I know no one can diagnose me here, but do diagnosis ever get made on these symptoms alone and maybe not so much counting on MRI results? Is it down to particular experience of neurologist and the whole picture rather than just MRI evidence. I have read the3 diagnosis criterea and am hoping my previous episode will count., I dont want to have MS but I dont want to be missed and unable to get help either.

Hello julesgazz

Diagnosis of MS is guided by the McDonald Criteria. See for details.

In general, MS can’t be diagnosed without evidence of demyelinating lesions being seen on MRI.

It may be that after MRI with contrast, demyelination will be detected and MS diagnosed. If you’ve already had an MRI in the past that showed demyelination, I’m surprised this didn’t show up again. Usually lesions don’t magically vanish!

At least your next MRI will be done soon and hopefully with contrast will show up more information.

Living with symptoms but no diagnosis is miserable I know. At least you are getting some physio help from the MS Therspy centre.

Hopefully soon you’ll be out of limbo.


Thank you Ssssue, thats helpful. It will be interesting to see what the MS dr makes of the previous MRI report from 2012.

I realise its sometimes a long road for diagnosis and, even if its not MS, Im still left in this difficult position of symptoms of TM and I can only help myself by trying physio and keeping on trying to live a normal life. Ive been off work ten months now and Im making plans for a conversation with manager and my gp to go back on phased return over a month sometime soon. With the heat tho, I am wiped even more, my legs dont want to work, but my brain seems better than it was. I can only try it. I feel like my life is on hold, going back to work at least would get me out of the house and give me some “normality” as I used to know it, in the sense of being back with a job i love and good people.

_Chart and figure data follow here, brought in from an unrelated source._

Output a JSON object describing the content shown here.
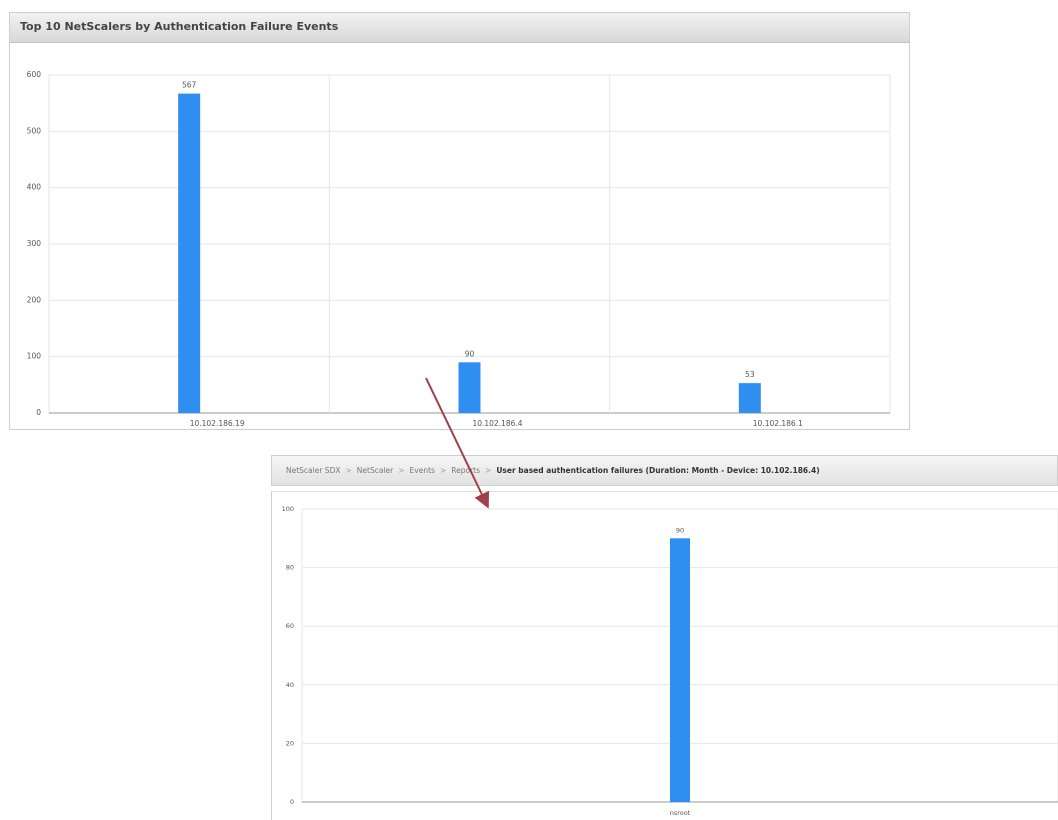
{
  "top_panel": {
    "title": "Top 10 NetScalers by Authentication Failure Events"
  },
  "bottom_panel": {
    "breadcrumb": [
      {
        "label": "NetScaler SDX",
        "current": false
      },
      {
        "label": "NetScaler",
        "current": false
      },
      {
        "label": "Events",
        "current": false
      },
      {
        "label": "Reports",
        "current": false
      },
      {
        "label": "User based authentication failures (Duration: Month - Device: 10.102.186.4)",
        "current": true
      }
    ]
  },
  "colors": {
    "bar": "#2f8ff0",
    "arrow": "#a0404a",
    "grid": "#e6e6e6"
  },
  "chart_data": [
    {
      "type": "bar",
      "title": "Top 10 NetScalers by Authentication Failure Events",
      "xlabel": "",
      "ylabel": "",
      "categories": [
        "10.102.186.19",
        "10.102.186.4",
        "10.102.186.1"
      ],
      "values": [
        567,
        90,
        53
      ],
      "data_labels": [
        "567",
        "90",
        "53"
      ],
      "ylim": [
        0,
        600
      ],
      "yticks": [
        "0",
        "100",
        "200",
        "300",
        "400",
        "500",
        "600"
      ],
      "grid": true
    },
    {
      "type": "bar",
      "title": "",
      "xlabel": "",
      "ylabel": "",
      "categories": [
        "nsroot"
      ],
      "values": [
        90
      ],
      "data_labels": [
        "90"
      ],
      "ylim": [
        0,
        100
      ],
      "yticks": [
        "0",
        "20",
        "40",
        "60",
        "80",
        "100"
      ],
      "grid": true
    }
  ]
}
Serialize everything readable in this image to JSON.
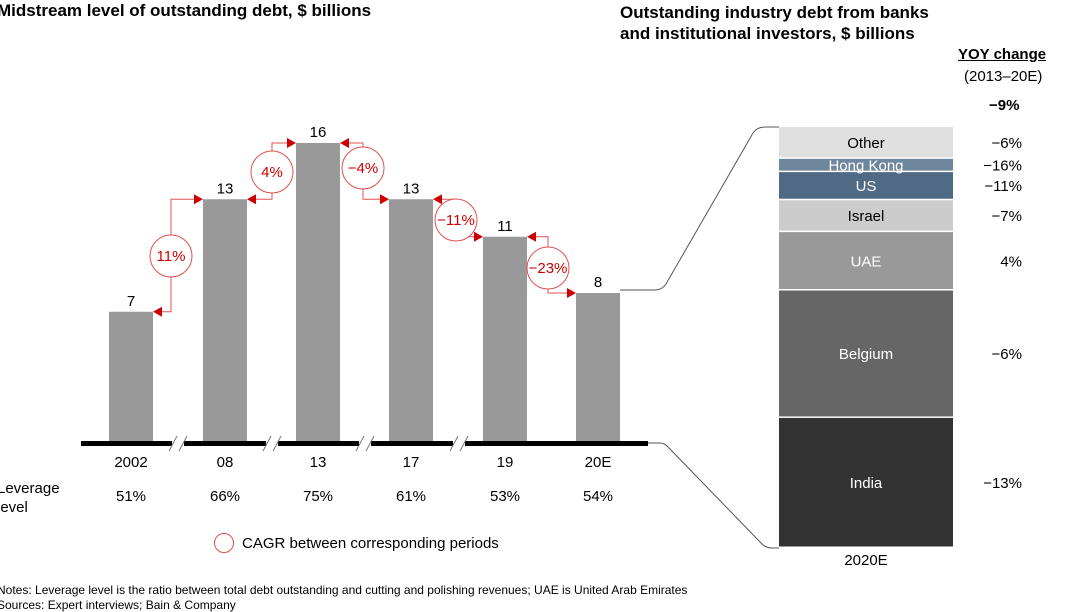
{
  "left_title": "Midstream level of outstanding debt, $ billions",
  "right_title_line1": "Outstanding industry debt from banks",
  "right_title_line2": "and institutional investors, $ billions",
  "yoy_header": "YOY change",
  "yoy_period": "(2013–20E)",
  "yoy_total": "−9%",
  "leverage_label_line1": "Leverage",
  "leverage_label_line2": "level",
  "legend_label": "CAGR between corresponding periods",
  "notes": "Notes: Leverage level is the ratio between total debt outstanding and cutting and polishing revenues; UAE is United Arab Emirates",
  "sources": "Sources: Expert interviews; Bain & Company",
  "colors": {
    "bar": "#999999",
    "cagr": "#cc0000",
    "axis": "#000000"
  },
  "chart_data": [
    {
      "type": "bar",
      "title": "Midstream level of outstanding debt, $ billions",
      "categories": [
        "2002",
        "08",
        "13",
        "17",
        "19",
        "20E"
      ],
      "values": [
        7,
        13,
        16,
        13,
        11,
        8
      ],
      "data_labels": [
        "7",
        "13",
        "16",
        "13",
        "11",
        "8"
      ],
      "leverage": [
        "51%",
        "66%",
        "75%",
        "61%",
        "53%",
        "54%"
      ],
      "cagr": [
        "11%",
        "4%",
        "−4%",
        "−11%",
        "−23%"
      ],
      "axis_breaks": true,
      "ylim": [
        0,
        16
      ]
    },
    {
      "type": "bar",
      "stacked": true,
      "title": "Outstanding industry debt from banks and institutional investors, $ billions",
      "categories": [
        "2020E"
      ],
      "segments": [
        {
          "name": "India",
          "value": 2.45,
          "yoy": "−13%",
          "color": "#333333",
          "text": "#ffffff"
        },
        {
          "name": "Belgium",
          "value": 2.4,
          "yoy": "−6%",
          "color": "#666666",
          "text": "#ffffff"
        },
        {
          "name": "UAE",
          "value": 1.1,
          "yoy": "4%",
          "color": "#999999",
          "text": "#ffffff"
        },
        {
          "name": "Israel",
          "value": 0.6,
          "yoy": "−7%",
          "color": "#cccccc",
          "text": "#000000"
        },
        {
          "name": "US",
          "value": 0.53,
          "yoy": "−11%",
          "color": "#506a85",
          "text": "#ffffff"
        },
        {
          "name": "Hong Kong",
          "value": 0.25,
          "yoy": "−16%",
          "color": "#6f879c",
          "text": "#ffffff"
        },
        {
          "name": "Other",
          "value": 0.6,
          "yoy": "−6%",
          "color": "#e0e0e0",
          "text": "#000000"
        }
      ]
    }
  ]
}
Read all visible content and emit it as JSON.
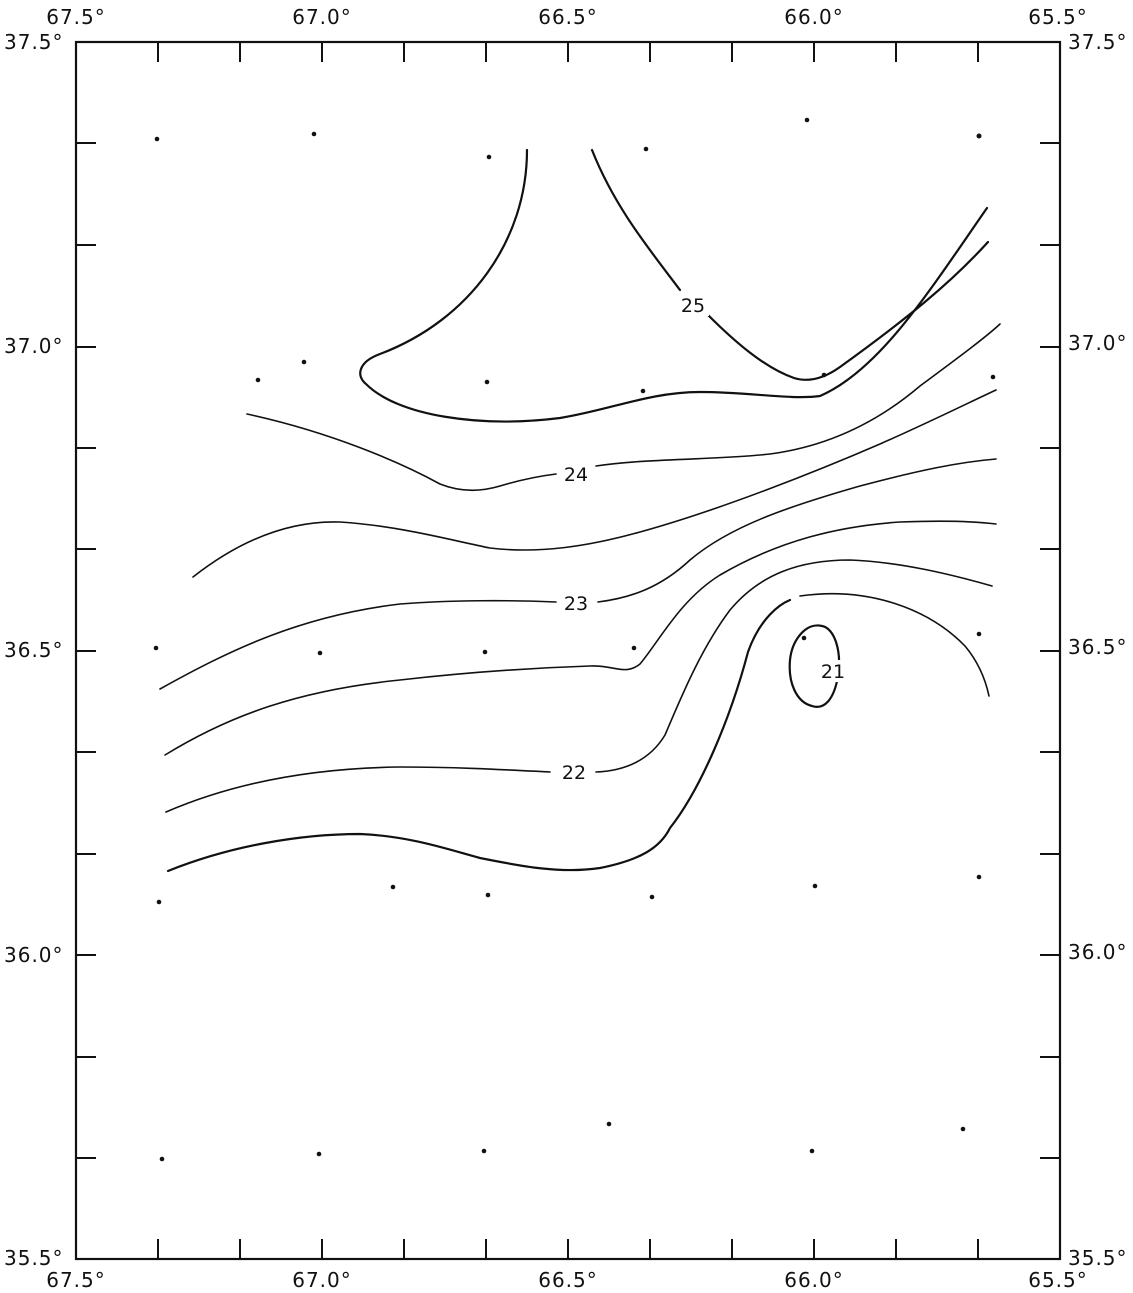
{
  "axes": {
    "top_labels": [
      "67.5°",
      "67.0°",
      "66.5°",
      "66.0°",
      "65.5°"
    ],
    "bottom_labels": [
      "67.5°",
      "67.0°",
      "66.5°",
      "66.0°",
      "65.5°"
    ],
    "left_labels": [
      "37.5°",
      "37.0°",
      "36.5°",
      "36.0°",
      "35.5°"
    ],
    "right_labels": [
      "37.5°",
      "37.0°",
      "36.5°",
      "36.0°",
      "35.5°"
    ]
  },
  "contours": {
    "label_25": "25",
    "label_24": "24",
    "label_23": "23",
    "label_22": "22",
    "label_21": "21"
  }
}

Thanks for your thoughts and support. I realise my MRI’s don’t seem to match what the consultant will be looking for. Maybe the contrast ones will, the 2012 one was without contrast. But, I am hoping this will all go away and I can recover my mobility sometime soon.


Hi, can anyone tell me what the consultants will be looking for with an MRI with contrast dye please. I have had a spine and brain MRI on 28th May and am due to have another with contrast on 16 August. The ones in May came back normal but I have had LP O bands, eye test and nerve conduction studies all came back “pointing to MS”, so the consultant said… He has ordered repeat MRI’s and referred me to his colleague who is the MS specialist Neurologist, who I am seeing end of August.

It’s a long wait wondering if its MS or not, meanwhile I have loads of symptoms and cant walk well and have altered sensations from waist down for 10 weeks now, after an episode which was diagnosed as Transverse Myelitis. I know it can take a while to diagnose sometimes and I need to be patient but Im finding its very hard when all the symptoms, made worse in his hot weather, just reminds me there is something not right.



This is what the MS Trust say about contrast dye:


Gadolinium is an inert material used as a marker or contrast agent to enhance images of the effects of multiple sclerosis on MRI scans. When injected before a scan, gadolinium makes it possible to distinguish between active MS lesions and older areas of scarring.”

So what it does is, it enhances areas which might show MS lesions.

Heres a link to the whole MS Trust page on MRIs:

​I hope that helps. All the different periods of time where you have to ‘wait’ for appointments, tests, results, more appointments, more tests certainly make you very aware of your potential diagnosis. It’s a worrying time.